Kai-Fu Lee is the most prominent figure positioned to be the "Ford of AI application" in China, focused on transforming AI from research into industrial applications (manufacturing, supply chains) to drive the real economy. As CEO of Sinovation Ventures, he has pivoted toward GenAI applications in finance.

 

Key figures driving industrial AI adoption in China include:

 

    Kai-Fu Lee (Sinovation Ventures): A prominent voice arguing that China's strength lies in AI implementation, specifically in improving manufacturing and supply chain efficiency, making AI accessible for practical economic use.

    Zhang Yaqin (Tsinghua University): As dean of the Institute for AI Industry Research, he is critical in bridging the gap between cutting-edge research and industrial application.

    Robin Li (Baidu): As leader of one of China’s top "national champions," he oversees major investments in autonomous driving and enterprise-focused AI, crucial to integrating AI into infrastructure.
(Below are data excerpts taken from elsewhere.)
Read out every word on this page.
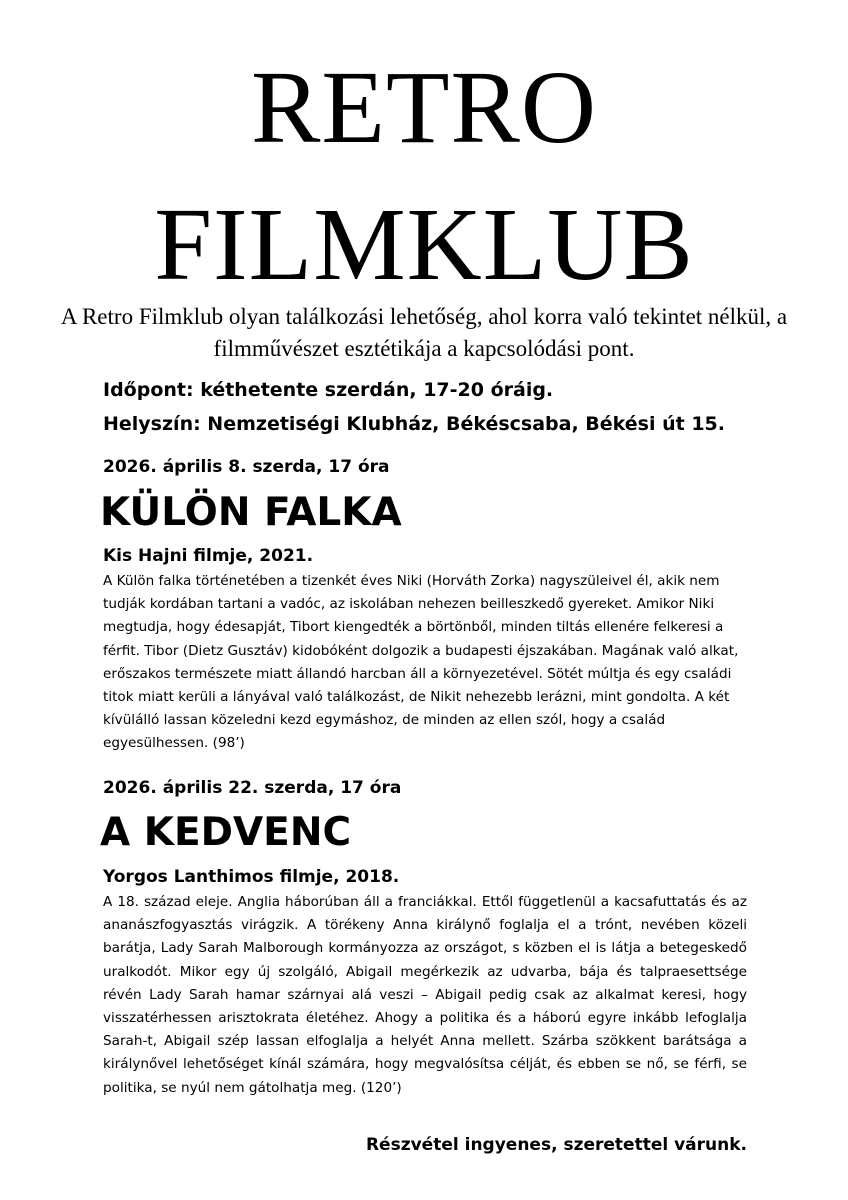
RETRO
FILMKLUB
A Retro Filmklub olyan találkozási lehetőség, ahol korra való tekintet nélkül, a filmművészet esztétikája a kapcsolódási pont.
Időpont: kéthetente szerdán, 17-20 óráig.
Helyszín: Nemzetiségi Klubház, Békéscsaba, Békési út 15.
2026. április 8. szerda, 17 óra
KÜLÖN FALKA
Kis Hajni filmje, 2021.
A Külön falka történetében a tizenkét éves Niki (Horváth Zorka) nagyszüleivel él, akik nem tudják kordában tartani a vadóc, az iskolában nehezen beilleszkedő gyereket. Amikor Niki megtudja, hogy édesapját, Tibort kiengedték a börtönből, minden tiltás ellenére felkeresi a férfit. Tibor (Dietz Gusztáv) kidobóként dolgozik a budapesti éjszakában. Magának való alkat, erőszakos természete miatt állandó harcban áll a környezetével. Sötét múltja és egy családi titok miatt kerüli a lányával való találkozást, de Nikit nehezebb lerázni, mint gondolta. A két kívülálló lassan közeledni kezd egymáshoz, de minden az ellen szól, hogy a család egyesülhessen. (98’)
2026. április 22. szerda, 17 óra
A KEDVENC
Yorgos Lanthimos filmje, 2018.
A 18. század eleje. Anglia háborúban áll a franciákkal. Ettől függetlenül a kacsafuttatás és az ananászfogyasztás virágzik. A törékeny Anna királynő foglalja el a trónt, nevében közeli barátja, Lady Sarah Malborough kormányozza az országot, s közben el is látja a betegeskedő uralkodót. Mikor egy új szolgáló, Abigail megérkezik az udvarba, bája és talpraesettsége révén Lady Sarah hamar szárnyai alá veszi – Abigail pedig csak az alkalmat keresi, hogy visszatérhessen arisztokrata életéhez. Ahogy a politika és a háború egyre inkább lefoglalja Sarah-t, Abigail szép lassan elfoglalja a helyét Anna mellett. Szárba szökkent barátsága a királynővel lehetőséget kínál számára, hogy megvalósítsa célját, és ebben se nő, se férfi, se politika, se nyúl nem gátolhatja meg. (120’)
Részvétel ingyenes, szeretettel várunk.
    Qwen Team (Alibaba): The developers behind Alibaba's Qwen models have created the largest open-source model ecosystem, driving massive adoption of Chinese AI tools across the economy.

 

China's 2025–2030 strategy emphasizes adopting AI in 90% of its economy, aiming for pervasive, affordable AI application over groundbreaking, expensive foundational models.

 

1. Tycoon capitalism. The Economist; London Vol. 459, Iss. 9495,  (Apr 18, 2026): 69, 70, 71.